Walker Evans, the famous Northern photographer, loves the light in the South. It sets clear, like glue, he says. It immobilizes his subjects. The houses in the South are a crop, coaxed temporarily from the dirt. They stand stock still in the sun at the edges of fields. The fields thrum with insects. The insects are everywhere and invisible.

 

He has come down again to photograph farmers; he is photographing one now. The farmer stands between two rows of tilled dirt, waiting while Evans fusses with his tripod. “What do you grow down here in these fields?” Evans asks. The farmer glances into the eye of the camera. “Corn; sorghum.

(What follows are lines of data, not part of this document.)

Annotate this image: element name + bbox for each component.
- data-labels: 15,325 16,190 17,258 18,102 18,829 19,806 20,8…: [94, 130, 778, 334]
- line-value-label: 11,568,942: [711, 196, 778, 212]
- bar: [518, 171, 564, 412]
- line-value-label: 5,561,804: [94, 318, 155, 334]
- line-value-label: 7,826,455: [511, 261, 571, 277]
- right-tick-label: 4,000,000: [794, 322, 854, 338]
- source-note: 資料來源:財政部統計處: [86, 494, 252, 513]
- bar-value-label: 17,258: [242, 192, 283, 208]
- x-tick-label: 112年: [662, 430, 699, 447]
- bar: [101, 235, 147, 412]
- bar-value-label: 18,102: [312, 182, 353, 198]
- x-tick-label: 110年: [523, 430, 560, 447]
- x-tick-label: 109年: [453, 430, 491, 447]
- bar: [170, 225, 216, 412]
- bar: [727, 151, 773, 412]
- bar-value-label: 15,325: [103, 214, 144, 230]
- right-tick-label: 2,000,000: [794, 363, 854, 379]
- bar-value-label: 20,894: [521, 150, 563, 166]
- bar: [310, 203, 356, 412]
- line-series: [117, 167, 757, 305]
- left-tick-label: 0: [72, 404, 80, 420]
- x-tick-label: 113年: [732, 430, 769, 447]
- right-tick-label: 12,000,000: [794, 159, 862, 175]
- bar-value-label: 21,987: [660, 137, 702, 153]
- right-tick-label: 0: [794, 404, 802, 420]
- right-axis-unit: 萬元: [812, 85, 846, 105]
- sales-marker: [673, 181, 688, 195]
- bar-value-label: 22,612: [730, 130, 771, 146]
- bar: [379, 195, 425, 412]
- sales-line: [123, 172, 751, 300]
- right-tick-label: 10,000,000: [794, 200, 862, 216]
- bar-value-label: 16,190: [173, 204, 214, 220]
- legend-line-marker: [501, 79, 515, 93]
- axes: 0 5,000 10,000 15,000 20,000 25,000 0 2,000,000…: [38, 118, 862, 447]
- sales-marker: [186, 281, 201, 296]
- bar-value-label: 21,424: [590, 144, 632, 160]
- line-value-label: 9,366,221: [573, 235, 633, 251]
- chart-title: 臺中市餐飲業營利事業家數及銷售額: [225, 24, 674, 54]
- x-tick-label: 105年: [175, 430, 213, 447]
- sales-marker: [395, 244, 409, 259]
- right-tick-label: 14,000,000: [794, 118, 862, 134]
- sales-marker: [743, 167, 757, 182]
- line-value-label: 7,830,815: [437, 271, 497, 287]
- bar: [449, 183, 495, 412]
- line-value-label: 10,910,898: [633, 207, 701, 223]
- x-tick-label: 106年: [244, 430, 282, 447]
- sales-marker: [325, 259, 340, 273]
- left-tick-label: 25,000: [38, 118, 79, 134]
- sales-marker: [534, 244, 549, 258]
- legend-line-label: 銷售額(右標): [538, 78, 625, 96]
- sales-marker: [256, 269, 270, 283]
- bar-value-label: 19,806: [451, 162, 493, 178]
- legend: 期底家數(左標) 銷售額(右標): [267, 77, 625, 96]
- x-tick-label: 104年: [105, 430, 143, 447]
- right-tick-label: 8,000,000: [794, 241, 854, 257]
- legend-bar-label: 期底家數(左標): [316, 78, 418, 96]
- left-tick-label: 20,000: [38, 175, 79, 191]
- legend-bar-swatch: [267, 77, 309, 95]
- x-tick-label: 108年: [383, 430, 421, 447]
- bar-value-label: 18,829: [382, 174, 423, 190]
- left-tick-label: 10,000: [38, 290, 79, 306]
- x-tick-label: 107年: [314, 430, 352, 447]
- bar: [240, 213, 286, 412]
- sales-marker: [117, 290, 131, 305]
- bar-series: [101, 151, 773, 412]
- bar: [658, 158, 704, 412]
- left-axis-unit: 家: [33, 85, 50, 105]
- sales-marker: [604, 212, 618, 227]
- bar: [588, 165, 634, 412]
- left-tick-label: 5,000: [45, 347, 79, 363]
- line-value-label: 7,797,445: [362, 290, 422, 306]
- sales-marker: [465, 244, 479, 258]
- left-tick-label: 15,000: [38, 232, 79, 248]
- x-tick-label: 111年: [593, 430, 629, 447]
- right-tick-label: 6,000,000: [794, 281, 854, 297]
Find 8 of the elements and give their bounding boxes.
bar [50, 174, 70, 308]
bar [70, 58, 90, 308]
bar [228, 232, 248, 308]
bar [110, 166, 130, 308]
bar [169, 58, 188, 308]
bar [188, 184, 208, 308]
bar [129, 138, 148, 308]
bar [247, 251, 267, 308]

Cotton.” He arranges his words like the objects in his wooden home, which Evans will also photograph. Necessary objects, deliberately spaced. A broom, a cauldron; boots. They triangulate an unspeakable stillness that presses on Evans’ eyeball through the lens. He feels a god asleep in every room. He is happy to be outside again, making conversation.

 

The scratch of the weevils on the stalks is the noise — that and the breeze — that is patching the holes in their talk.